From 8b92100f1f563aed5e6567b5257b5520bcb955a8 Mon Sep 17 00:00:00 2001
From: Remi Gacogne <rgacogne-github@coredump.fr>
Date: Tue, 1 Dec 2015 14:24:26 +0100
Subject: [PATCH] Gracefully handle a reused downstream TCP connection dying on
 us

In dnsdist, we try to reuse TCP connection to Downstream servers
as much as possible.
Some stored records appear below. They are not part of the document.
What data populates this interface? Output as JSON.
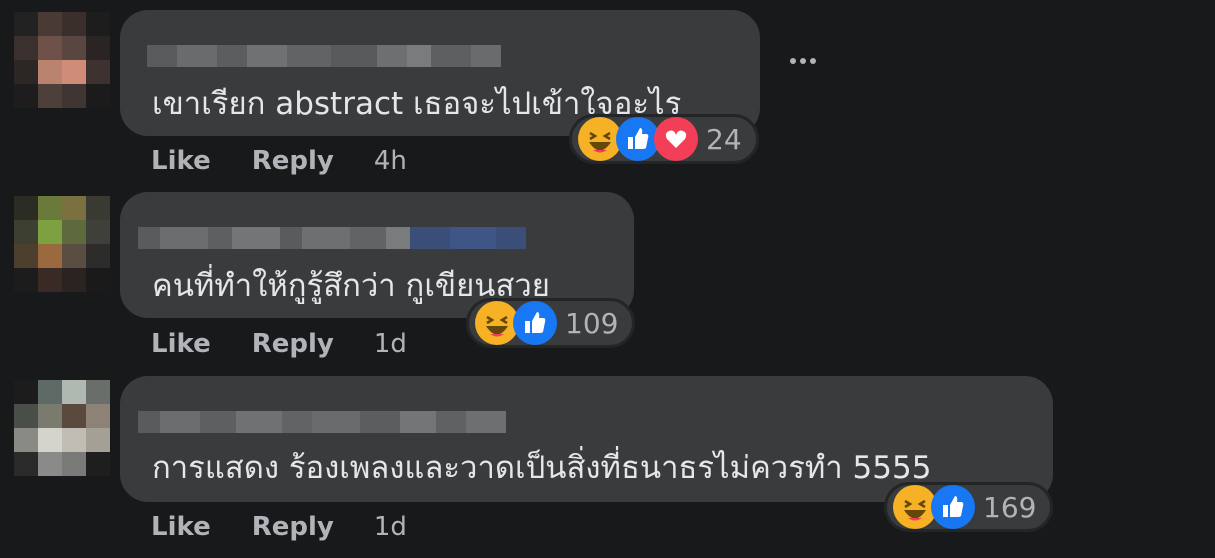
{
  "colors": {
    "background": "#18191a",
    "bubble": "#3a3b3c",
    "text": "#e4e6eb",
    "muted": "#b0b3b8",
    "haha": "#f7b125",
    "like": "#1877f2",
    "love": "#f33e58"
  },
  "comments": [
    {
      "text": "เขาเรียก abstract เธอจะไปเข้าใจอะไร",
      "like_label": "Like",
      "reply_label": "Reply",
      "time": "4h",
      "reactions": [
        "haha-icon",
        "like-icon",
        "love-icon"
      ],
      "reaction_count": "24"
    },
    {
      "text": "คนที่ทำให้กูรู้สึกว่า กูเขียนสวย",
      "like_label": "Like",
      "reply_label": "Reply",
      "time": "1d",
      "reactions": [
        "haha-icon",
        "like-icon"
      ],
      "reaction_count": "109"
    },
    {
      "text": "การแสดง ร้องเพลงและวาดเป็นสิ่งที่ธนาธรไม่ควรทำ 5555",
      "like_label": "Like",
      "reply_label": "Reply",
      "time": "1d",
      "reactions": [
        "haha-icon",
        "like-icon"
      ],
      "reaction_count": "169"
    }
  ]
}
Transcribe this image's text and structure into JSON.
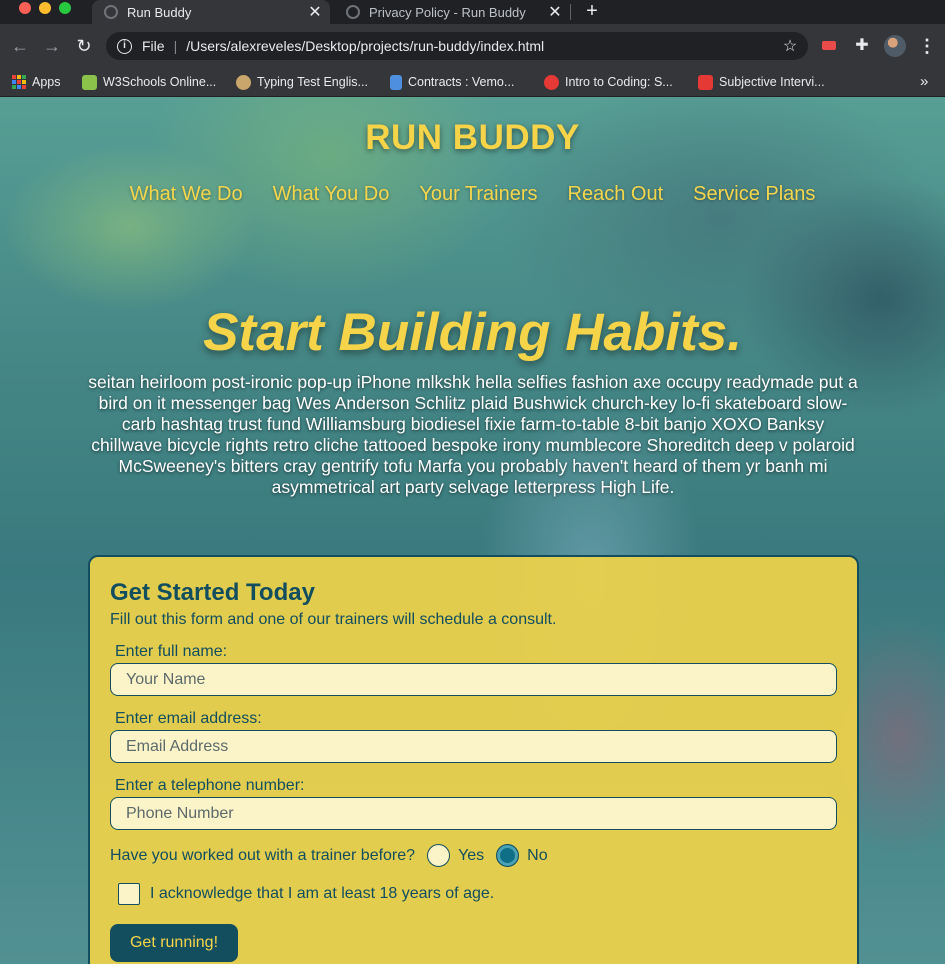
{
  "browser": {
    "tabs": [
      {
        "title": "Run Buddy",
        "active": true
      },
      {
        "title": "Privacy Policy - Run Buddy",
        "active": false
      }
    ],
    "address": {
      "scheme": "File",
      "url": "/Users/alexreveles/Desktop/projects/run-buddy/index.html"
    },
    "bookmarks": [
      {
        "label": "Apps",
        "icon": "apps-grid-icon"
      },
      {
        "label": "W3Schools Online...",
        "icon": "w3schools-icon",
        "color": "#8bc34a"
      },
      {
        "label": "Typing Test Englis...",
        "icon": "typing-test-icon",
        "color": "#c9a66b"
      },
      {
        "label": "Contracts : Vemo...",
        "icon": "vemo-icon",
        "color": "#4f8fe0"
      },
      {
        "label": "Intro to Coding: S...",
        "icon": "ga-icon",
        "color": "#e53935"
      },
      {
        "label": "Subjective Intervi...",
        "icon": "h-icon",
        "color": "#e53935"
      }
    ]
  },
  "site": {
    "brand": "RUN BUDDY",
    "nav": [
      "What We Do",
      "What You Do",
      "Your Trainers",
      "Reach Out",
      "Service Plans"
    ],
    "hero": {
      "title": "Start Building Habits.",
      "text": "seitan heirloom post-ironic pop-up iPhone mlkshk hella selfies fashion axe occupy readymade put a bird on it messenger bag Wes Anderson Schlitz plaid Bushwick church-key lo-fi skateboard slow-carb hashtag trust fund Williamsburg biodiesel fixie farm-to-table 8-bit banjo XOXO Banksy chillwave bicycle rights retro cliche tattooed bespoke irony mumblecore Shoreditch deep v polaroid McSweeney's bitters cray gentrify tofu Marfa you probably haven't heard of them yr banh mi asymmetrical art party selvage letterpress High Life."
    },
    "form": {
      "title": "Get Started Today",
      "subtitle": "Fill out this form and one of our trainers will schedule a consult.",
      "name_label": "Enter full name:",
      "name_placeholder": "Your Name",
      "email_label": "Enter email address:",
      "email_placeholder": "Email Address",
      "phone_label": "Enter a telephone number:",
      "phone_placeholder": "Phone Number",
      "trainer_question": "Have you worked out with a trainer before?",
      "yes_label": "Yes",
      "no_label": "No",
      "selected_answer": "No",
      "acknowledge": "I acknowledge that I am at least 18 years of age.",
      "submit": "Get running!"
    },
    "colors": {
      "accent": "#f6d44a",
      "dark": "#134e5e"
    }
  }
}
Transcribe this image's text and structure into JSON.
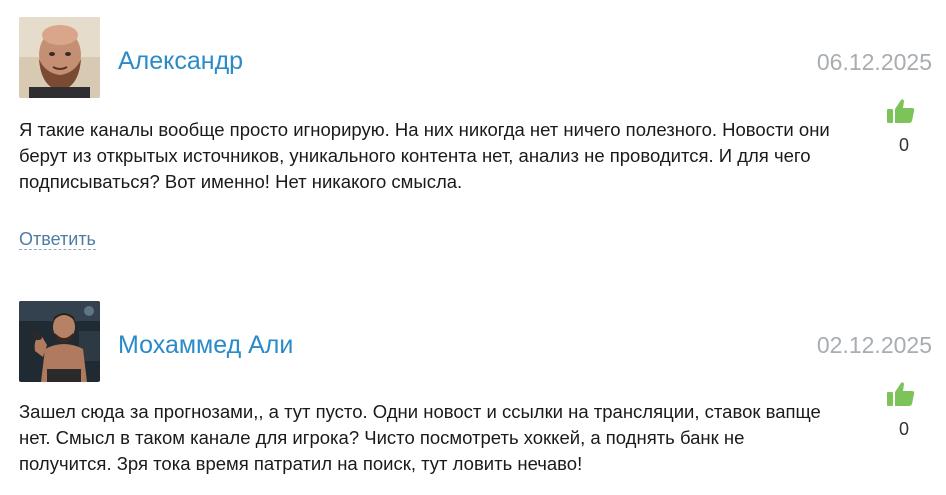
{
  "comments": [
    {
      "author": "Александр",
      "date": "06.12.2025",
      "text": "Я такие каналы вообще просто игнорирую. На них никогда нет ничего полезного. Новости они берут из открытых источников, уникального контента нет, анализ не проводится. И для чего подписываться? Вот именно! Нет никакого смысла.",
      "likes": "0",
      "reply_label": "Ответить",
      "like_icon": "thumbs-up-icon",
      "like_color": "#7cc35a"
    },
    {
      "author": "Мохаммед Али",
      "date": "02.12.2025",
      "text": "Зашел сюда за прогнозами,, а тут пусто. Одни новост и ссылки на трансляции, ставок вапще нет. Смысл в таком канале для игрока? Чисто посмотреть хоккей, а поднять банк не получится. Зря тока время патратил на поиск, тут ловить нечаво!",
      "likes": "0",
      "like_icon": "thumbs-up-icon",
      "like_color": "#7cc35a"
    }
  ],
  "colors": {
    "author": "#2b8bc8",
    "date": "#a8adb2",
    "reply_link": "#4f7ca3"
  }
}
However, when sending the size of a new
query, we didn't properly handle a connection being closed by the
downstream server.

Turns out, writing tests actually help finding bugs, who
would have thought?
---
 pdns/dnsdist-tcp.cc | 15 ++++++++++++---
 1 file changed, 12 insertions(+), 3 deletions(-)

diff --git a/pdns/dnsdist-tcp.cc b/pdns/dnsdist-tcp.cc
index 0508deaa7..739ad5200 100644
--- a/pdns/dnsdist-tcp.cc
+++ b/pdns/dnsdist-tcp.cc
@@ -268,9 +268,18 @@ void* tcpClientThread(int pipefd)
           downstream_failures++;
           goto retry;
         }
-      
-        writen2WithTimeout(dsock, query, qlen, ds->tcpSendTimeout);
-      
+
+        try {
+          writen2WithTimeout(dsock, query, qlen, ds->tcpSendTimeout);
+        }
+        catch(const runtime_error& e) {
+          vinfolog("Downstream connection to %s died on us, getting a new one!", ds->getName());
+          close(dsock);
+          sockets[ds->remote]=dsock=setupTCPDownstream(ds->remote);
+          downstream_failures++;
+          goto retry;
+        }
+
         if(!getNonBlockingMsgLen(dsock, &rlen, ds->tcpRecvTimeout)) {
 	  vinfolog("Downstream connection to %s died on us phase 2, getting a new one!", ds->getName());
           close(dsock);
-- 
2.40.0